Nunca he dejado de trabajar y tengo la misma voracidad frente a la lectura, frente al conocimiento. Digo que el tiempo que uno tiene asignado es corto para lo que se desea hacer y aprender.  El director ruso Andréi  Tarkovsky nos habla de esto en sus películas, de lo importante que es saber utilizar ese tiempo que nos fue acordado.  Y no es el único. Tuvimos épocas de intercambio creativo en el teatro, el cine… En 1954, en el Festival Internacional de Cine de Mar del Plata se vieron películas valiosas y se invitó a importantes artistas. Lo organizaba la Asociación de Cronistas Cinematográficos.
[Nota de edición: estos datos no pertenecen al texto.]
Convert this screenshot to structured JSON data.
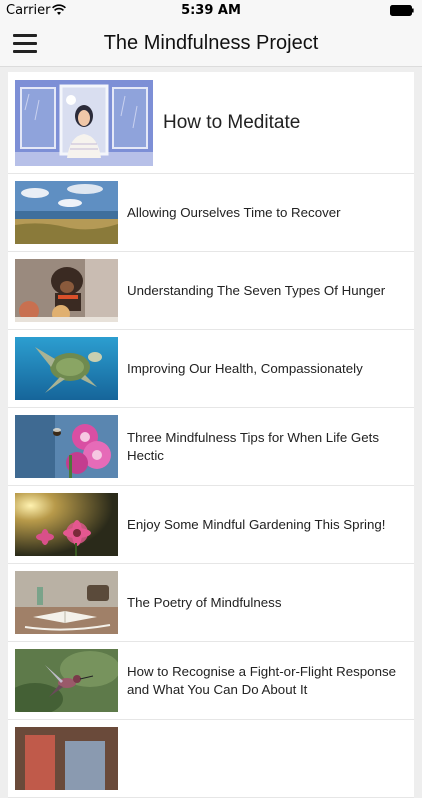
{
  "status": {
    "carrier": "Carrier",
    "time": "5:39 AM"
  },
  "nav": {
    "title": "The Mindfulness Project"
  },
  "featured": {
    "label": "How to Meditate",
    "image_icon": "meditating-woman-illustration"
  },
  "articles": [
    {
      "label": "Allowing Ourselves Time to Recover",
      "image_icon": "seaside-landscape"
    },
    {
      "label": "Understanding The Seven Types Of Hunger",
      "image_icon": "dog-with-food"
    },
    {
      "label": "Improving Our Health, Compassionately",
      "image_icon": "sea-turtle"
    },
    {
      "label": "Three Mindfulness Tips for When Life Gets Hectic",
      "image_icon": "bee-on-flowers"
    },
    {
      "label": "Enjoy Some Mindful Gardening This Spring!",
      "image_icon": "pink-flowers-sunset"
    },
    {
      "label": "The Poetry of Mindfulness",
      "image_icon": "book-on-table"
    },
    {
      "label": "How to Recognise a Fight-or-Flight Response and What You Can Do About It",
      "image_icon": "hummingbird"
    }
  ],
  "colors": {
    "nav_background": "#f7f7f7",
    "page_background": "#eeeeee",
    "row_background": "#ffffff"
  }
}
Colaboré trabajando en la gaceta del Festival, haciendo entrevistas… Me había llevado Jaime Jacobson, el padre de Jorge, que sabía mucho de cine y dominaba varios idiomas. El Festival de marzo de 1962 fue especial: vino François Truffaut, y Paul Newman trajo El audaz.  Entonces no pensaba que con los años iba a dirigir artísticamente el  Festival de Mar del Plata. Era otra época. Lo disfruté, pero también padecí como pocas veces en mi vida.

¿Qué le dejó ese padecimiento?
A veces, atravesar malos momentos nos fortalece.  Y eso hace que hoy sea lo que soy, con virtudes y defectos,  con logros y fracasos. Es bueno reconocer hasta dónde uno puede. Siempre hay tiempo para arrepentirse o disculparse. Y seguir… No es que uno se ponga a filosofar estúpidamente, pero más que nunca sabemos hoy de la brevedad de nuestra vida, y entonces qué vamos a esperar,  ¿que se nos escape?    

¿Cuál es su experiencia con los actores más jóvenes? ¿Encuentra una pasión semejante a los mayores con trayectoria?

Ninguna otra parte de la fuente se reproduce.